Now, as Health Minister, you can and you must.
“For reasons only you will know, clinicians in Northern Ireland were only notified of the existence of RESCAS in July, five months after it was communicated to doctors in England, Scotland and Wales. I can’t afford you any further opportunities to delay things now.
“Today a long tortuous, costly legal challenge was discontinued at my request. I have in my hands a piece of paper that states that my son’s medicine should be continued. It is a recommendation signed off by the best qualified clinicians to make such a judgement.
“There was never any moral reason why the NHS withheld funding from Billy, now no legal or clinical barriers exist.
“Not once in the last 18 months since I returned to the UK have I ever felt that those with responsibility for Billy’s care have ever done anything to make appropriate arrangements for his care and treatment, that finally changed with the RESCAS report.
“You now have to do what is required of you to restore Billy’s prescription and care plan urgently, as Billy does not have the luxury of time.
“I await your urgent attentive response as politicians and as parents. “
Following the discontinuation of legal proceedings today in Belfast, Minister Robin Swann released the following statement on Billy Caldwell.
“I have been advised that the legal proceedings instigated by Ms Charlotte Caldwell against the Health and Social Care Board (HSCB) have been withdrawn in court today on the request of her legal team.

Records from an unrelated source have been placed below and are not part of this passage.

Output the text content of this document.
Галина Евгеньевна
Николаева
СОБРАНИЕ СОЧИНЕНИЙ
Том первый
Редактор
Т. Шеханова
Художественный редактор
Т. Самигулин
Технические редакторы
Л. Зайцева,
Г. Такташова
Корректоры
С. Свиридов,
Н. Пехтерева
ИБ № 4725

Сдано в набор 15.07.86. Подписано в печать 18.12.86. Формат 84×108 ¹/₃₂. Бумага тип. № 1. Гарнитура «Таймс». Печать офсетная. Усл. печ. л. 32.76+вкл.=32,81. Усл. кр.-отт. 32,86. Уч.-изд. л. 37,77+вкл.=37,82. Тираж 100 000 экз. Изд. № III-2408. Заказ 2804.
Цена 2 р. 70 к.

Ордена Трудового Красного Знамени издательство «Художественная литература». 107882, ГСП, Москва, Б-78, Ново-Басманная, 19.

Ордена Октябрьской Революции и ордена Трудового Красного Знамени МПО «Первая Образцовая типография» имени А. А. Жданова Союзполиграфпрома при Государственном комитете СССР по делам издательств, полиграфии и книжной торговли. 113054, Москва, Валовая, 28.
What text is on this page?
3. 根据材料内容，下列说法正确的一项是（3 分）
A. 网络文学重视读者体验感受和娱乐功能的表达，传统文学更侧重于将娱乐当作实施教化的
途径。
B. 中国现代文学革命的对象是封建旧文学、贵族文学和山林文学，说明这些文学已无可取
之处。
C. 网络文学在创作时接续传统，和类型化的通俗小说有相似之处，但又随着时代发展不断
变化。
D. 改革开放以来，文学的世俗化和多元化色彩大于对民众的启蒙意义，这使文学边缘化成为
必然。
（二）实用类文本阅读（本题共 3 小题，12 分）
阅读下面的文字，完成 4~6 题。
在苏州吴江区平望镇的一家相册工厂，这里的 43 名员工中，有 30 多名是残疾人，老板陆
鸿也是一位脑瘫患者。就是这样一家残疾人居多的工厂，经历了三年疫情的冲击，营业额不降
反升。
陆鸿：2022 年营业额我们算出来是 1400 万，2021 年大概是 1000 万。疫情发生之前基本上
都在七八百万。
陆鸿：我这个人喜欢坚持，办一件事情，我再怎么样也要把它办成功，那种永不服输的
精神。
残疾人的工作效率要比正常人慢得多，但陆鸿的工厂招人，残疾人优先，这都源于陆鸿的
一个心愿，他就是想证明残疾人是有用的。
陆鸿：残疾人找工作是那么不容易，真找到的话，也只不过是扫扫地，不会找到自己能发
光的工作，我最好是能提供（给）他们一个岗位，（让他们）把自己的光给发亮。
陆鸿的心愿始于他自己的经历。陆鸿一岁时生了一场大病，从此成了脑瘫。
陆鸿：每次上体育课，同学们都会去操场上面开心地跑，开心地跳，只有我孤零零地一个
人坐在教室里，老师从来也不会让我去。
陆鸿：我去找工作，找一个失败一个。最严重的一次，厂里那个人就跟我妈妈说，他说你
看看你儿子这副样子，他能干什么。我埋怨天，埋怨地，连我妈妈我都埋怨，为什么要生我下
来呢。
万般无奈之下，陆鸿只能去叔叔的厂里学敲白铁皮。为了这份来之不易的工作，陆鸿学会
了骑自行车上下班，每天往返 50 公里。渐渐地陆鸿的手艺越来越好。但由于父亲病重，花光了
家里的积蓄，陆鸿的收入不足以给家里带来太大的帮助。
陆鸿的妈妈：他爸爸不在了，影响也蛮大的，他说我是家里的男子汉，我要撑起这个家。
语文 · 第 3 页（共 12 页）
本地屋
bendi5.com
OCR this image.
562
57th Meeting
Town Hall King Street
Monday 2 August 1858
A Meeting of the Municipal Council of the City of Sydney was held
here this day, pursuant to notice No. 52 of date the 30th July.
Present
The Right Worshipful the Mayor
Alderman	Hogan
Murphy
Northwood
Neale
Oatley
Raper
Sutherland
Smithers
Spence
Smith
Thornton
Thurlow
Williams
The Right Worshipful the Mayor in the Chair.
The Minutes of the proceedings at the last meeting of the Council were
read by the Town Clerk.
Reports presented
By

“I understand that the paediatric neurology team involved in Billy’s care made a referral to the National Refractory Epilepsy Specialist Clinical Advisory Service (RESCAS) and have received the advice of this expert panel.
“It should be noted that RESCAS is an advisory service and clinical responsibility for the care of the patient remains with the referring paediatric neurology team. It is not appropriate for me to intervene in this clinical decision making.
“There should be no role for any politician in individual clinical decisions for individual patients. That is an important point of principle.
“I am assured however that all of the advice received from RESCAS is currently being carefully considered in order to reach a solution for Billy to support his long term safety and wellbeing.
“I very much hope that the RESCAS process will lead to a sustainable solution, providing Billy with the care and support he needs.”
Billy Caldwell is widely recognised as the boy who changed the law on medical cannabis in the UK. Since 2016, with the tireless efforts of his mother Charlotte, Billy has been at the centre of the debate on medical cannabis. Prior to these latest developments, Billy had been granted two prescriptions for cannabis-based medicine on the NHS, only for both to be withdrawn.